Schließlich ist auch ein besonderes Vollzugsinteresse gegeben, das in der Wahrung der Sicherheit des Straßenverkehrs zu sehen ist. Die von einem – voraussichtlich zu Recht – als zum Führen von Kraftfahrzeugen ungeeignet angesehenen Fahrerlaubnisinhaber ausgehenden Gefahren für den Straßenverkehr sind zu groß, als dass sie im Interesse seiner erleichterten und erweiterten Teilnahme im Straßenverkehr vorläufig hingenommen werden könnten (vgl. Niedersächsisches OVG, Beschl. v. 23.12.2016 - 12 ME 186/16 -, juris Rn. 19). Auch unter dem Blickwinkel der Verhältnismäßigkeit der Auswirkungen der Anordnung der sofortigen Vollziehung auf den Antragsteller sind dessen Interessen nicht von höherem Gewicht. Denn angesichts der Gefahren für die Teilnehmer am öffentlichen Straßenverkehr, die von einem Kraftfahrer ausgehen, der sich – wie der Antragsteller – als ungeeignet zum Führen von Kraftfahrzeugen erwiesen hat, müssen solche privaten Belange zurückstehen (vgl. hierzu auch: Niedersächsisches OVG, Beschl. v. 7.4.2017 - 12 ME 49/17 -, juris Rn. 9, und Beschl. v. 21.10.2011 - 12 ME 185/11 -, juris Rn. 9). Im Übrigen kann die sofortige Vollziehbarkeit des Fahrerlaubnisentzuges nur dann Wirksamkeit erlangen, wenn auch der Führerschein unmittelbar eingezogen wird. Andernfalls bestünde die Gefahr, dass sich der Antragsteller - trotz bestehender, sofort vollziehbarer Entziehung der Fahrerlaubnis - unberechtigterweise als Fahrerlaubnisinhaber ausweisen könnte.

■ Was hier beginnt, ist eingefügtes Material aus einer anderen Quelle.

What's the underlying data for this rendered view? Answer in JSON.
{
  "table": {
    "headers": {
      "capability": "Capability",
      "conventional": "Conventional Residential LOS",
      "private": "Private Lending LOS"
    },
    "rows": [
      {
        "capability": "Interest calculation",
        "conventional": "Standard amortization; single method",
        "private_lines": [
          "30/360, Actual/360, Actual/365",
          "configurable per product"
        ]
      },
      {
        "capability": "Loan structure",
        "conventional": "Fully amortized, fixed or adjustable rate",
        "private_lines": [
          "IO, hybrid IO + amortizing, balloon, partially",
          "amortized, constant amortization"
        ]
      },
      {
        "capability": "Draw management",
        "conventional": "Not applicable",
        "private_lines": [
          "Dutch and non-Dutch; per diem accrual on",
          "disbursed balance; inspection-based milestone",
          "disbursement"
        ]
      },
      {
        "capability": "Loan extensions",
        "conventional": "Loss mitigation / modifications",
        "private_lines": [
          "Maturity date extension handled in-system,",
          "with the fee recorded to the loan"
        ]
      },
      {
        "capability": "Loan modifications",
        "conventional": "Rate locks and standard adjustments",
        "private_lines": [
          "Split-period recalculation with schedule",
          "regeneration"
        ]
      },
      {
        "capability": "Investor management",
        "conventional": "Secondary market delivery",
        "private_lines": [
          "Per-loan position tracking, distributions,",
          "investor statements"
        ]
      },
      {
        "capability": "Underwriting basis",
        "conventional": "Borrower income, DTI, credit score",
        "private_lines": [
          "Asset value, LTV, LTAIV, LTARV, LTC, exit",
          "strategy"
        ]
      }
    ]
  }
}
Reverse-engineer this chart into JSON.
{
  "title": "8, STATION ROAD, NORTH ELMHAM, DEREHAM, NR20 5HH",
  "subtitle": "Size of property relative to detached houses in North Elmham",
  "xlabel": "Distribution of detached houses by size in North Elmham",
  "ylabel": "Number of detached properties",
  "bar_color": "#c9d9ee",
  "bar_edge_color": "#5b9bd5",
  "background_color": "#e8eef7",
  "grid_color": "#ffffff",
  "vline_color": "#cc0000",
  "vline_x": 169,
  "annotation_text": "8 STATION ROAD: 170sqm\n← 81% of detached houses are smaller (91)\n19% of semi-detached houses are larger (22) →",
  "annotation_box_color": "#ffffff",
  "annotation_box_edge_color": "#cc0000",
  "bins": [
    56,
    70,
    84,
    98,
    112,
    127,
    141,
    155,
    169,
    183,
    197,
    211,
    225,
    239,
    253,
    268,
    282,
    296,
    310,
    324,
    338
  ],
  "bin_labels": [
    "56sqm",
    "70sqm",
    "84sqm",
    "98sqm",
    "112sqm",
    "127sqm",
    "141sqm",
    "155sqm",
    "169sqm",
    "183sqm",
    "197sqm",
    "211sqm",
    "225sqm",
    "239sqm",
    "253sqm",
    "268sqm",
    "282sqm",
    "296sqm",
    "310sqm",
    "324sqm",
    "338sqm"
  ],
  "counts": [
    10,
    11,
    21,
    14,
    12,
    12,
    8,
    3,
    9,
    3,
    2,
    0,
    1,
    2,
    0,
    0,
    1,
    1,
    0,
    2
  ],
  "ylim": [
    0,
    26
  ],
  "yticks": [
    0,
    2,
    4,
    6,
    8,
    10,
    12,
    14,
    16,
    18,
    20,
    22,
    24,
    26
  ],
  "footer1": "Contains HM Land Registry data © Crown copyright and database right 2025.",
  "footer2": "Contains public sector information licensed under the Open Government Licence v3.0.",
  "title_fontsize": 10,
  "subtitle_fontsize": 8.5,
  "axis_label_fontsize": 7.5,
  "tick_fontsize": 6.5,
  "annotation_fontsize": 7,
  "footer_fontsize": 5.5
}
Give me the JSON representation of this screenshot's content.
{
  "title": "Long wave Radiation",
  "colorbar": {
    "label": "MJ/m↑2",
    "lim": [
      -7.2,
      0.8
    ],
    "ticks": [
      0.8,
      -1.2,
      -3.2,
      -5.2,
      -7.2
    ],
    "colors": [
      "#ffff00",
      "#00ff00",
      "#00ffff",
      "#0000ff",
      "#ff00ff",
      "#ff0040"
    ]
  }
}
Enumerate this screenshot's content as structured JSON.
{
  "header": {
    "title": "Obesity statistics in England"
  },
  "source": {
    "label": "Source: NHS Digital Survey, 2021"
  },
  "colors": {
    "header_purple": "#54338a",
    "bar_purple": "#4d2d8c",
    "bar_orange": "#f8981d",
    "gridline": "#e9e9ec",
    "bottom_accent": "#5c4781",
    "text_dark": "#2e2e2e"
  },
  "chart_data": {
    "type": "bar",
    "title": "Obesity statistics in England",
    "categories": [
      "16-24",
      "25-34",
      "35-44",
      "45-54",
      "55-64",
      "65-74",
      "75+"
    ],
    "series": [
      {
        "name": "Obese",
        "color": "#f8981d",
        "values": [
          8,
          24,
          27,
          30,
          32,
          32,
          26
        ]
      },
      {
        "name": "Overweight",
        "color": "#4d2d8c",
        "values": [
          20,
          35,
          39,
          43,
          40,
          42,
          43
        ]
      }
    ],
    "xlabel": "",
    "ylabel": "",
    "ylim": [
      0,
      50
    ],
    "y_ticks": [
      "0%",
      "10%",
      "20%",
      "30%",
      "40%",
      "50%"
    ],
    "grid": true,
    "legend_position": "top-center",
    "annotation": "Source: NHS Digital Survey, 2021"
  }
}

Die Kostenentscheidung beruht auf § 154 Abs. 1 VwGO.
Die Festsetzung des Streitwertes beruht auf §§ 53 Abs. 2 Nr. 2, 52 Abs. 1 GKG und orientiert sich an Nr. 46.3 und Nr. 1.5 des Streitwertkataloges für die Verwaltungsgerichts-barkeit (NordÖR 2014, 11).